The Review of Biblical Literature has posted some more reviews; among those published last week also one about a collection of articles, written by Florentino García Martínez:
García Martínez, Florentino, Najman, Hindy and Eibert Tigchelaar, editors, Between Philology and Theology: Contributions to the Study of Ancient Jewish Interpretation
Supplements to the Journal for the Study of Judaism, 162 Leiden: Brill, 2013 pp. xvi + 194. $149.00
Two of the eleven essays published have also a strong focus on Philo of Alexandria. The reviewer, George J. Brooke (University of Manchester, Manchester, United Kingdom), writes thus about these studies:
In “Abraham and the Gods: The Paths to Monotheism in Jewish Religion,” the paths from monolatry to monotheism are traced through a close reading of those Second Temple period texts that portray Abraham as the inventor of monotheism. In Palestinian Judaism there is a look at Judith (still proclaiming monolatry), a reconsideration of passages from the book of Jubilees (moving toward monotheism but not yet there), and a glance at the Apocalypse of Abraham (clearly monotheistic). The precise move toward the view that there can only be one God is seen in the first-century works of Philo and Josephus in which Abraham is depicted quite explicitly as the inventor of monotheism. That move is ascribed to the influence of the Greek philosophers, whose ideas were in circulation in Judaism in the second century BCE or earlier: the Letter of Aristeas (132–138) uses the concept of philosophical monotheism, as does the author of the book of Wisdom (13:1–5). It is at the turn of the era, it is argued, that Abraham is explicitly identified as the founder of monotheism and the trajectory of scriptural and other reflections on the experience of being the people of God are combined with the logic of a single creative principle.

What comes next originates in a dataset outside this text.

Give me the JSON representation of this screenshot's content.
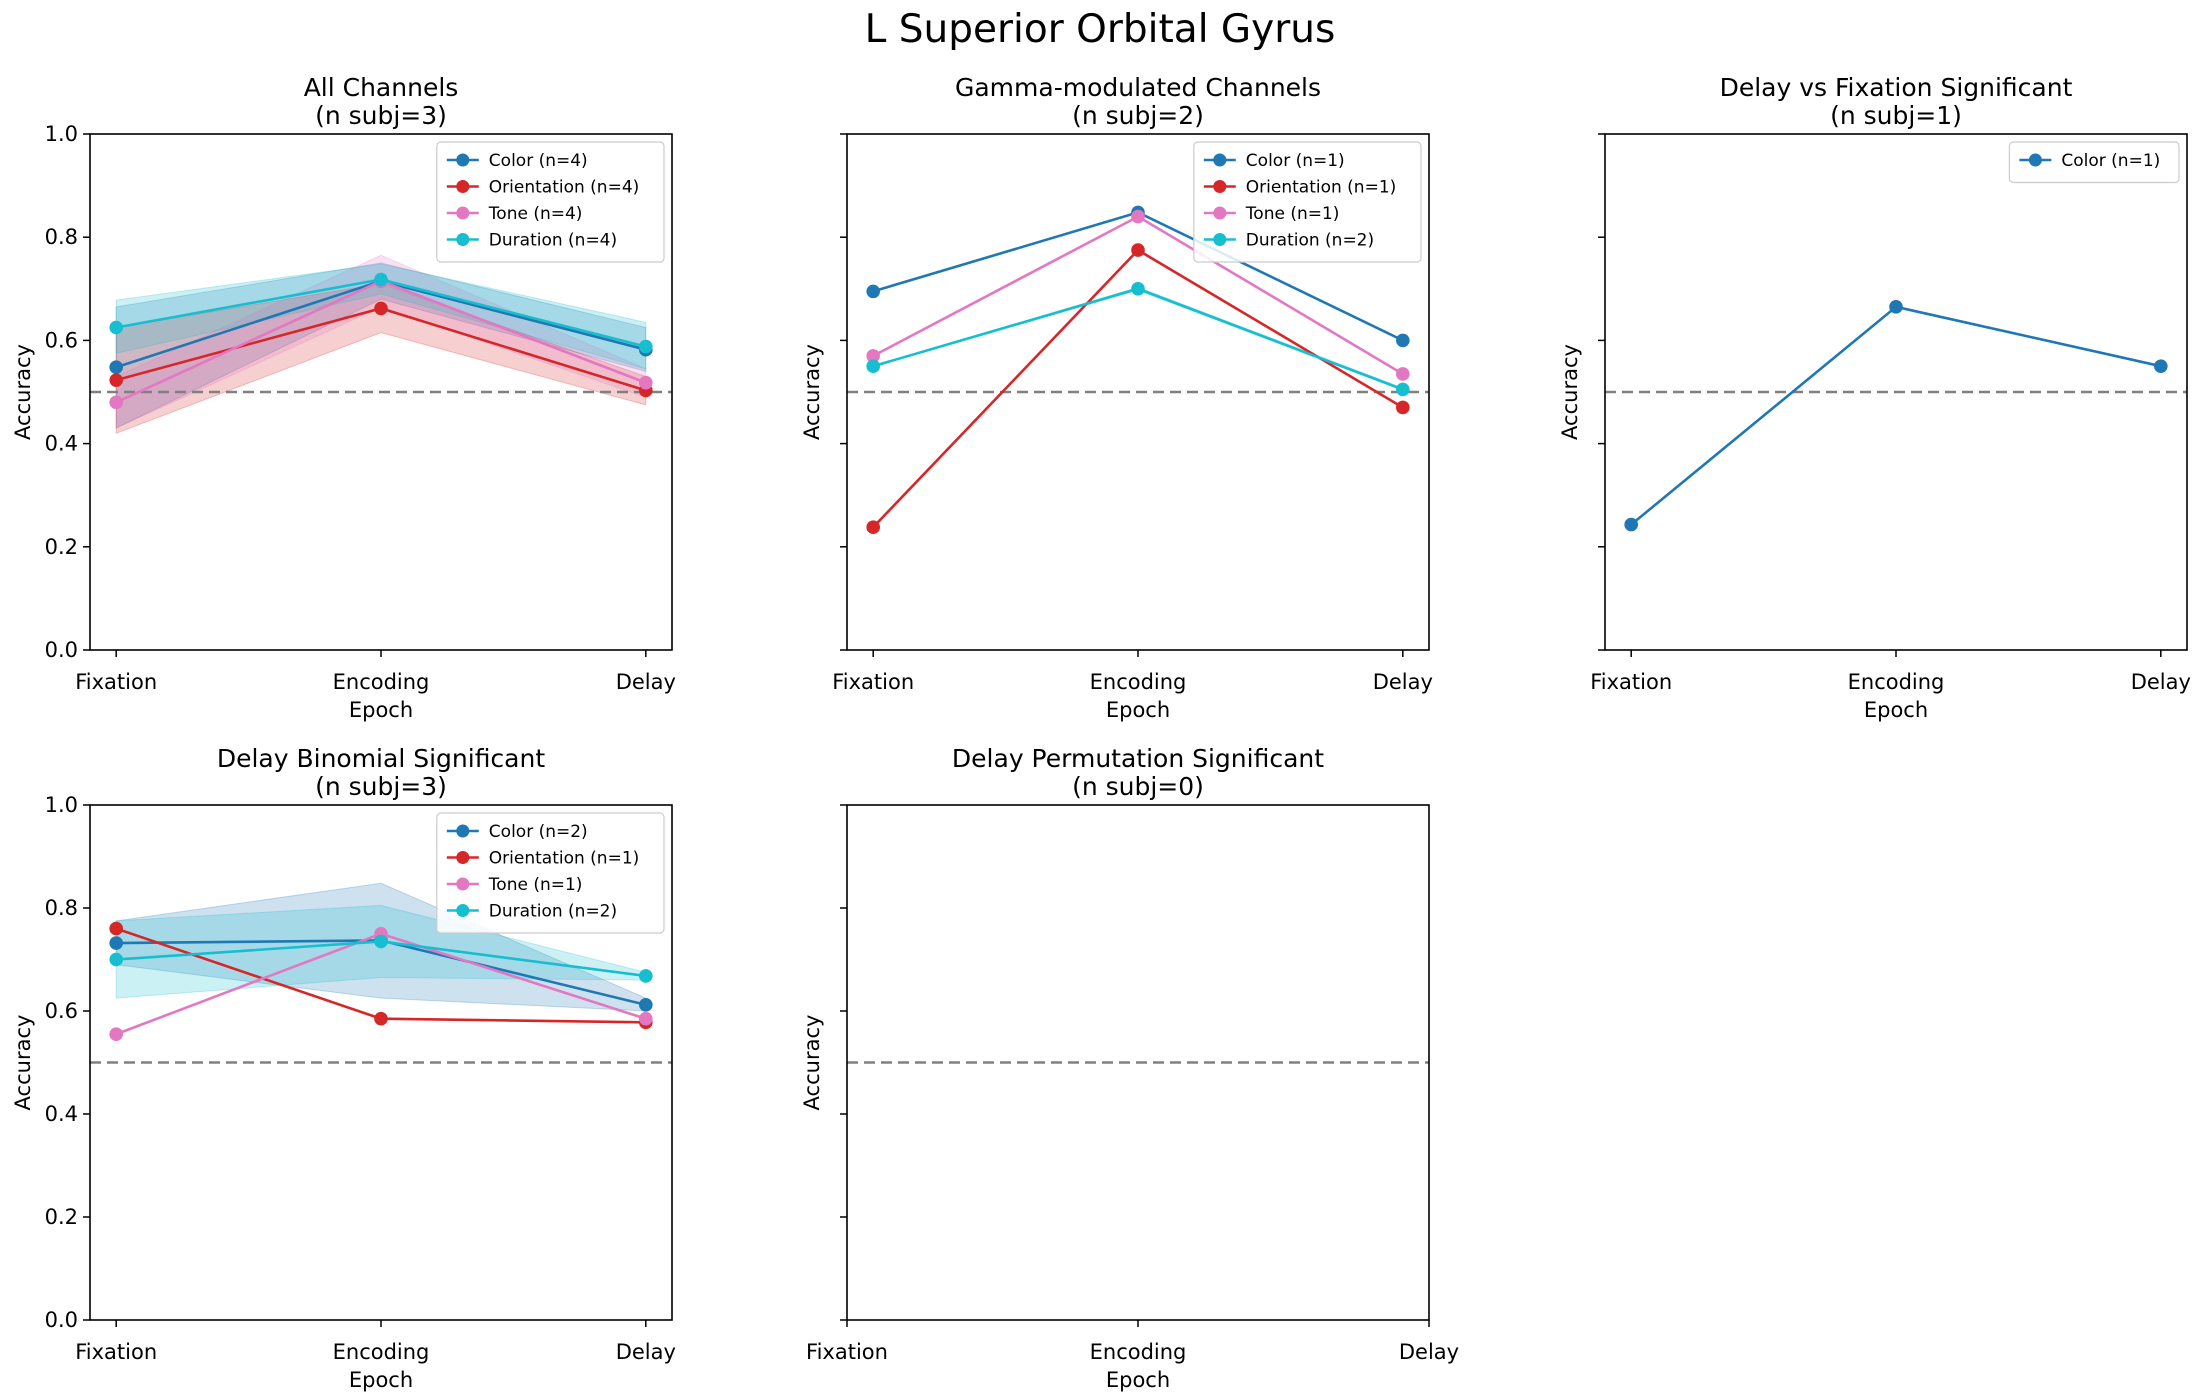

The other one he characterizes thus:
“Divine Sonship at Qumran and in Philo” is an exemplary summary of how key ideas emerge in sharper focus when juxtaposed with other traditions. Like all good teachers,García Martínez cites primary source texts extensively and is able to indicate very swiftly much of the distinctiveness of both Qumran and Philonic views on sonship. For the latter in particular he comments on Philo’s nonscriptural but Platonic view of the cosmos as Son of God, in fact, on the intelligible world as firstborn and the sensible world as the younger son. In relation to the firstborn, Philo is also concerned with the Logos as prōtogonos (never as prōtotokos), the guide of the whole world as a divine lieutenant, who is also cosmic high priest. In this essay there is notable appreciation for the beauty of each author’s lexical choices.